最近ポール・マッカートニーがジャズのスタンダード曲を歌ったアルバムを発売した。それを買えば特別にダウンロード出来る曲がおまけでついていることを知ったが、ポールはCDそのままの音源のダウンロードをディスクと同時発売することはしていないと見える。『F.O.H.』は、ディスクは1000枚限定だが、ダウンロードで買う人はそれより多いかもしれない。安価であるし、またダウンロードではディスク1とディスク2は個別に買える。ダウンロードで買った音をCD-Rに焼けばディスクの形になるので、1000枚限定ヴァージョンを買うのはカル・シェンケルのジャケットを楽しみたい人だろう。筆者はその部類に属する。ドゥイージルが最初に発売したZPZのデビュー・アルバムは、CD3枚セットとDVD2枚が組み合わさったものと、CDとDVDがそれぞれ別になった、合計3つの形が取られた。ジャケット・デザインは背景にフランクのギターを演奏する写真を掲げ、その意図は充分理解出来るが、全体に大味で、力が入った割りには印象にうすかった。その2年後の2010年に2枚組CDの『RETURN OF THE SON OF……』が発売された。これはタイトルに暗示されるようにデビュー・アルバムの続編で、ジャケットも同傾向であった。『F.O.H.』はさらにそれから2年後にの発売だ。内容としては前2作と同様ライヴ録音であるので、全体的な雰囲気は変わらないが、ジャケットが楽しい分、音楽の内容まで違って感じられる。とはいえ、これはダウンロードで聴く世代にはない思いかもしれない。曲目は前2作とだぶりがないように、またドゥイージルに言わせると、「rare」な曲を含む。2007年のツアー音源から選曲されたが、その後も毎年ツアーを重ね、収録もしているから、5年前の古い録音を発売する意図は、あまりにたくさんの録音テープがあるので、古いものから順に発売しようということだろう。これは父がやったのと同じで、現在のライヴと発売される音との間には数年の開きがある。現在までにドゥイージルは父の曲を200近く学んだという。当然これまでに発売されたディスクにして計7枚では全部収録し切れない量であり、今後も定期的にアルバムは発売されるに違いない。その発売に関して、見開きジャケット内部に発売元の考えが書かれている。かいつまんで言えば、まず『F.O.H.』を買ってくれた人へのお礼を述べ、またそういうファンがいなければ今後活動が続けられないとする。それは昨日のネット・コラムにもあったように、CD音源の違法ダウンロードが世界的に多く、音楽関係者が商売にならないという深刻な問題を意味している。100万枚といった爆発的な売り上げをするミュージシャンと違って、ドゥイージル率いるZPZはもっともっとささやかな存在だ。『F.O.H.』がどれほどコピーされるのかわからないが、そういう行動が創作家の活動を停滞させる。『F.O.H.』の価格が高いと感じるのは誰しものはずで、そのことについて、同じ見開きの文章の中に、違法ダウンロードによって被る経済的被害によって、演奏家やレコード会社はもっと高くCDを販売せねばならないことを訴える。

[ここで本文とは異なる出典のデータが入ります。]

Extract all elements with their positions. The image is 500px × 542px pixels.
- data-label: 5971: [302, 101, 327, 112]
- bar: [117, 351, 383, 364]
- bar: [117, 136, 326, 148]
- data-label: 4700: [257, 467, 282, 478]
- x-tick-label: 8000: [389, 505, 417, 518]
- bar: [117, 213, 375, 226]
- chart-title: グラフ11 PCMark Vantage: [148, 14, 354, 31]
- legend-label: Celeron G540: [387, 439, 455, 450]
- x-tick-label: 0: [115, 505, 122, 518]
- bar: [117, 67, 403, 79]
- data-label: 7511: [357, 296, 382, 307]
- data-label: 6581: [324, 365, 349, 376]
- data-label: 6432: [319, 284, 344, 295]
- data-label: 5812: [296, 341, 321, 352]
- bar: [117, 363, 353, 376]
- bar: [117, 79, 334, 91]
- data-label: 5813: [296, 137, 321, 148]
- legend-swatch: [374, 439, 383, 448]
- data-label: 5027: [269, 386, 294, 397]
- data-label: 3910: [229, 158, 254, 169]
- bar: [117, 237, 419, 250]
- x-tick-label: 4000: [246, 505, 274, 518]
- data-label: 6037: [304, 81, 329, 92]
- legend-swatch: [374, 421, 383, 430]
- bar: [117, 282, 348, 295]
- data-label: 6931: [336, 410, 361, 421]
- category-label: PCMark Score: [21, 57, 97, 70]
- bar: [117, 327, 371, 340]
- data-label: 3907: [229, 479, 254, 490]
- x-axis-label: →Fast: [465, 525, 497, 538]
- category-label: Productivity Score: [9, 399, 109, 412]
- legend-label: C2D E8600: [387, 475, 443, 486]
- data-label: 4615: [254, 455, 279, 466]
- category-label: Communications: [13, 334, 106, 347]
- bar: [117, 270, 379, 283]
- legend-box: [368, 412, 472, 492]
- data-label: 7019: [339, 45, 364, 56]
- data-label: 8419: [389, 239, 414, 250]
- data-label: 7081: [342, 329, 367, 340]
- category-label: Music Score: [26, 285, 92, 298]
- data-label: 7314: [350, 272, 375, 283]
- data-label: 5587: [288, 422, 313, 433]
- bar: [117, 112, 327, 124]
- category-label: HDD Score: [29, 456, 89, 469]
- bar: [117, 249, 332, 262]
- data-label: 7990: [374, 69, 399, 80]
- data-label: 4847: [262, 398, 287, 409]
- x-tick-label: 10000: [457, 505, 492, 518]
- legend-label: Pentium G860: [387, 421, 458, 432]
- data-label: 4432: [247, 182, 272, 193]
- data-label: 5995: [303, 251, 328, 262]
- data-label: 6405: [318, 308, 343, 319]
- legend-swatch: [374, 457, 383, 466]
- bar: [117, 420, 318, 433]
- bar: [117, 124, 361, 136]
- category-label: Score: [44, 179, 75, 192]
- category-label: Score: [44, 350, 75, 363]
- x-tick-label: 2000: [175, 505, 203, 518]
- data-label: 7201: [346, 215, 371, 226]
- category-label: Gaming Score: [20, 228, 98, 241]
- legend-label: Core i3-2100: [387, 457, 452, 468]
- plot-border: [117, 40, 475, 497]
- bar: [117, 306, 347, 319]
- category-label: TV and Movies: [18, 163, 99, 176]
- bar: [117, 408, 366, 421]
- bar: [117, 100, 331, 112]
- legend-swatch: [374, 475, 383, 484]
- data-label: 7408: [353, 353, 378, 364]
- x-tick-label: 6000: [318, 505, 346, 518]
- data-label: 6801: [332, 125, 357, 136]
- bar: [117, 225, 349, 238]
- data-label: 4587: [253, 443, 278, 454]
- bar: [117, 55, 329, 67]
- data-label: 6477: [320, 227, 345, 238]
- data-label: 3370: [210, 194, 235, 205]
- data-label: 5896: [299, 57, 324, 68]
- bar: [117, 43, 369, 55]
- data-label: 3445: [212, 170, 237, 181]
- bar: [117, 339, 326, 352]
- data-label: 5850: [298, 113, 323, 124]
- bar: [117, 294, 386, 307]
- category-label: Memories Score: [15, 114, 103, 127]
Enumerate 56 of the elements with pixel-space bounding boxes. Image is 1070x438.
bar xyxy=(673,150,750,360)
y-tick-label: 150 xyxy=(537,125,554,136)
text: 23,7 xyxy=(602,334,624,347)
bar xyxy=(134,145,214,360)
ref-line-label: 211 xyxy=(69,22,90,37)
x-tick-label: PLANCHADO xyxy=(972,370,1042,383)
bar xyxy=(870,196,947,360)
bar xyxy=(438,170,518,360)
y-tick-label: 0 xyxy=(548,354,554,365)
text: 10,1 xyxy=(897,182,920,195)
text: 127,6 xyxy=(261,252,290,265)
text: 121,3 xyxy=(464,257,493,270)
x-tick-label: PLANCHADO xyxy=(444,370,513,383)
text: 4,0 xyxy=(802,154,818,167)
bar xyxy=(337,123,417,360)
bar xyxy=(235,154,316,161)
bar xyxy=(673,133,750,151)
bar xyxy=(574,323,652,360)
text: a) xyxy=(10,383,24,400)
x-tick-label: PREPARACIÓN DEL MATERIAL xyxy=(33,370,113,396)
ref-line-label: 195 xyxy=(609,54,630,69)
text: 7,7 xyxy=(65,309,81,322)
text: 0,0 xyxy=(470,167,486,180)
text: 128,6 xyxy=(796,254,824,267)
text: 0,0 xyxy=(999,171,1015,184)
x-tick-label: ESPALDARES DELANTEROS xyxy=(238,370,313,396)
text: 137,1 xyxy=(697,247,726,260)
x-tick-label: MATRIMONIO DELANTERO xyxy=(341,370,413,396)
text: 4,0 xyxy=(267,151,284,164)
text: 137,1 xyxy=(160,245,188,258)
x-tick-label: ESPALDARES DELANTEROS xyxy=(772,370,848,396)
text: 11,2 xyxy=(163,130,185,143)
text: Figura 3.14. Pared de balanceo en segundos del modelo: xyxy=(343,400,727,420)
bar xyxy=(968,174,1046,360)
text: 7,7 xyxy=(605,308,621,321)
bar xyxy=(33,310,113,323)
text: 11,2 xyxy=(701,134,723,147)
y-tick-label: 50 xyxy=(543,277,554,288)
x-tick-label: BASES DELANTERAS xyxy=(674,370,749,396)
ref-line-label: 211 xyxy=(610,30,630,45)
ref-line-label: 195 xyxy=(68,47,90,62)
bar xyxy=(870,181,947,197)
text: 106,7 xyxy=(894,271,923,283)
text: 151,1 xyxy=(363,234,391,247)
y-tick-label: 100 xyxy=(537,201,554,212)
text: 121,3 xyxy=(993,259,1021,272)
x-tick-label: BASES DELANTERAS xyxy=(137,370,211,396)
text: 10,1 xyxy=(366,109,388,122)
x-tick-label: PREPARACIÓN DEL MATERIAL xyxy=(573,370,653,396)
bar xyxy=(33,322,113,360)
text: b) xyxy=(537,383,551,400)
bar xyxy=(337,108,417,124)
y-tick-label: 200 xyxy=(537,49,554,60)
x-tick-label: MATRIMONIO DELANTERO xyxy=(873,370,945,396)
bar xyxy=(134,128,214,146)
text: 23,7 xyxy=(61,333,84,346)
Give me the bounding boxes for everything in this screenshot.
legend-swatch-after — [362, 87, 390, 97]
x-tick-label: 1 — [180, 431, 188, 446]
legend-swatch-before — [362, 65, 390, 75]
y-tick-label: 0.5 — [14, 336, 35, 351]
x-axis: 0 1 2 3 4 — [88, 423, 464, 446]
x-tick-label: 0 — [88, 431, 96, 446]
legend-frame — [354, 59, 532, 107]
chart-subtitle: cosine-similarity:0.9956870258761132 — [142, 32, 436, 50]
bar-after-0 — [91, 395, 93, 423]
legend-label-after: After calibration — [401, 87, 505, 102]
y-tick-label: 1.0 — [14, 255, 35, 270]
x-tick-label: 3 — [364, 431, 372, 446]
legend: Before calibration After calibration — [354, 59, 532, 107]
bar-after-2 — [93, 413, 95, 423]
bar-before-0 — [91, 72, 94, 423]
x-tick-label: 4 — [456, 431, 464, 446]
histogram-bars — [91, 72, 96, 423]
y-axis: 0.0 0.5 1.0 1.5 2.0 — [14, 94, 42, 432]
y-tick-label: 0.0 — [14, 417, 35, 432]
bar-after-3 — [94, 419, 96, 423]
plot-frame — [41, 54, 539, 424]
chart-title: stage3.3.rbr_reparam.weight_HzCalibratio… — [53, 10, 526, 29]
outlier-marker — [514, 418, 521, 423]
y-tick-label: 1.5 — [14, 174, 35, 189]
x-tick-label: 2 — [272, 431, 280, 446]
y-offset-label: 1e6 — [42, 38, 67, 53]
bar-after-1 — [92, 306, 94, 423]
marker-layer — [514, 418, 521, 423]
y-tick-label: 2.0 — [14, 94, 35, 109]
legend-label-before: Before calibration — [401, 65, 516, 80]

 60年代半ば、LPで音楽を聴いていた頃はテープレコーダーがあって、それでラジオから録音したり、2台使って多重録音の真似事をして遊んだが、LPは大切に扱わねば傷がつくし、またちびった針で聴くとノイズが入るから、本当に舐めるように大切に扱ったものだ。封書の郵便代が10円の頃のことで、LP1枚1800円は金持ちの中学生でないと、何枚も買うことなど出来なかったが、それほど高価であったので、なおさらよく聴いた。また当時のミュージシャンは、録音に対して今より真剣に臨み、最高の技術を披露しようという意気込みがあったのではないだろうか。長年ザッパの音楽を聴き続けて来ている筆者が、この年齢になって何度も繰り返し聴くのは、結局71,2年頃までのアルバムであるのは、その頃からザッパの音楽を聴き始めたこととは別に、その頃までがザッパにとってもより実験的で活力に溢れていたからではないかと思ったりもする。80年半ばのCD時代になると、音楽が手軽になったはいいが、ありがたみがLP時代とは比べるべくもなく、またLP時代よりも名曲が生まれる率が減ったのではないか。支払った価格に応じて感動が深いとは必ずしも言えないが、LPが今の価格に換算すると1万円かそれ以上であったことを思うと、CDは1枚1万円でもいいかもしれず、そうなればもっと深く聴き込もうという気になるかもしれない。安いことに慣れてしまったうえ、簡単にコピーや違法ダウンロードが出来ることなって、音楽がうすっぺらになったと言うか、昔のように宝物のように大切にし、何百回も聴くことが少なくなった。それは音楽に対する愛着や演奏家に対する敬愛も減ったことであり、そのことが『F.O.H.』の見開き内部に書かれる、CD販売に対する危機感につながっている。音楽が複製されることによる売り上げ減の懸念は80年代から一気に唱え始められ、『F.O.H.』に印刷される文章を読むと、ついにここまで来たかという思いをさせられる一方で、その複製の概念を、すなわち父の音楽の完全なコピーを、ZPZそして『F.O.H.』が持つことが面白い。それは正に現在の複製文化を象徴する行為だが、ドゥイージルがもっぱら参考にし、またコピーしているアレンジは、父が最初にレコードに残した録音であることは、父の業績を考えるうえでひとつの視点を提供する。簡単に言えば、80年代後半、つまりCD時代になってからのフランクの録音は、それまでの仕事のアレンジが大半となった。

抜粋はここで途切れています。